Her contribution to this conference is the co-authored paper, presented by Efim A. Rezvan, entitled CORPUS CORANICUM PETROPOLITANA:current results and perspectives of the new Russian Qur’ānic project.
______________________________________________________________________
Efim A. Rezvan (born 1957), Editor-in-Chief of “Manuscripta Orientalia, International Journal for Oriental MSS Research”, Deputy Director, Peter the Great Museum of Anthropology and Ethnography (Kunstkamera) Russian Academy of Sciences, author of 14 monographs and more than 300 scholarly works published in the Russian, English, Arabic, French, German, Japanese, Italian, Uzbek, Finnish, Chinese and Persian languages. Since 2006 he is honorable professor of the UNESCO Chair for inter-religious dialogue for inter-cultural understanding (Saint-Petersburg). Main scientific achievements are connected with the study of archival and manuscript collections of St. Petersburg. He has lectured in the Oriental and Philosophical Faculties of the St. Petersburg State University, the Moscow Center of Stanford University (USA), Kazan Federal University and several other universities in Russia and abroad. Organized a number of historical and ethnographical expeditions in Central Asia, Arabia, India, Far East and Africa, a series of exhibitions worldwide and produced 10 documentaries devoted to the Muslim heritage.
______________________________________________________________________
Professor Saleh studied at the American University of Beirut (BA, 1989) and at Yale University (Ph.D. 2001). He is a specialist on the Qur’an, Tafsir and Islamic intellectual history.
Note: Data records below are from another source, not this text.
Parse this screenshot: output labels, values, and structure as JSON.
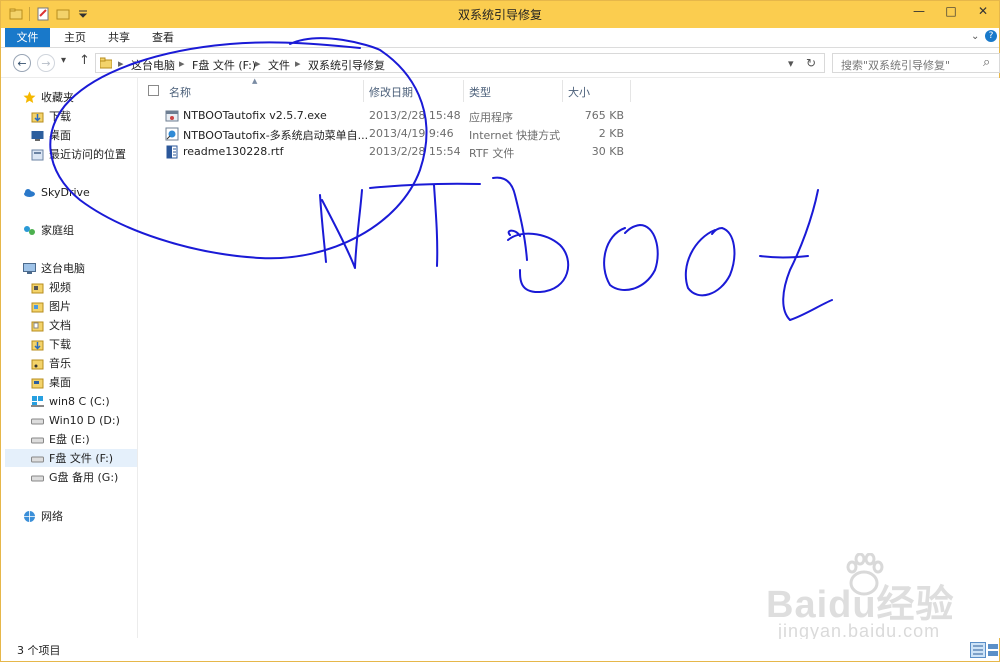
{
  "window": {
    "title": "双系统引导修复",
    "minimize_glyph": "—",
    "maximize_glyph": "□",
    "close_glyph": "✕"
  },
  "ribbon": {
    "tabs": [
      "文件",
      "主页",
      "共享",
      "查看"
    ]
  },
  "address": {
    "back_glyph": "←",
    "forward_glyph": "→",
    "recent_glyph": "▾",
    "up_glyph": "↑",
    "breadcrumbs": [
      "这台电脑",
      "F盘 文件 (F:)",
      "文件",
      "双系统引导修复"
    ],
    "separator": "▸",
    "refresh_glyph": "↻",
    "search_placeholder": "搜索\"双系统引导修复\"",
    "search_glyph": "⌕"
  },
  "nav": {
    "favorites": {
      "label": "收藏夹",
      "items": [
        "下载",
        "桌面",
        "最近访问的位置"
      ]
    },
    "skydrive": "SkyDrive",
    "homegroup": "家庭组",
    "thispc": {
      "label": "这台电脑",
      "items": [
        "视频",
        "图片",
        "文档",
        "下载",
        "音乐",
        "桌面",
        "win8 C (C:)",
        "Win10 D (D:)",
        "E盘 (E:)",
        "F盘 文件 (F:)",
        "G盘 备用 (G:)"
      ]
    },
    "network": "网络"
  },
  "columns": {
    "name": "名称",
    "modified": "修改日期",
    "type": "类型",
    "size": "大小",
    "sort_glyph": "▲"
  },
  "files": [
    {
      "name": "NTBOOTautofix v2.5.7.exe",
      "modified": "2013/2/28 15:48",
      "type": "应用程序",
      "size": "765 KB",
      "icon": "exe-icon"
    },
    {
      "name": "NTBOOTautofix-多系统启动菜单自...",
      "modified": "2013/4/19 9:46",
      "type": "Internet 快捷方式",
      "size": "2 KB",
      "icon": "url-icon"
    },
    {
      "name": "readme130228.rtf",
      "modified": "2013/2/28 15:54",
      "type": "RTF 文件",
      "size": "30 KB",
      "icon": "rtf-icon"
    }
  ],
  "status": {
    "count": "3 个项目"
  },
  "watermark": {
    "brand": "Baidu经验",
    "url": "jingyan.baidu.com"
  },
  "colors": {
    "titlebar": "#fbcd4f",
    "file_tab": "#1979ca",
    "ink": "#1a1ad6"
  }
}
He has been a Kluge Fellow at the Library of Congress, a New Directions Mellon Foundation recipient, and a fellow at the Institute of Advanced Studies at LMU in Munich.
______________________________________________________________________
Eva M. Youssef-Grob studied General Linguistics in Zurich, followed by a PhD in Arabic Language and Literature at the same institution. Her doctoral thesis „Documentary Arabic Private and Business Letters on Papyrus. Form and Function, Content and Context“ was published 2010. It emerged in the Zurich/Munich research group of the Arabic Papyrology Database Project in which she was working from 2006 until 2016. Her interests in Arabic Papyrology are broad and cover besides different aspects of letter writing especially questions of palaeography and dating. This lead her into collaborating with Tobias Jocham, M.A. from the Berlin Coranica project in conducting a broad test series of radiocarbon dating on papyri and parchments (2013-2014). Its results are in press.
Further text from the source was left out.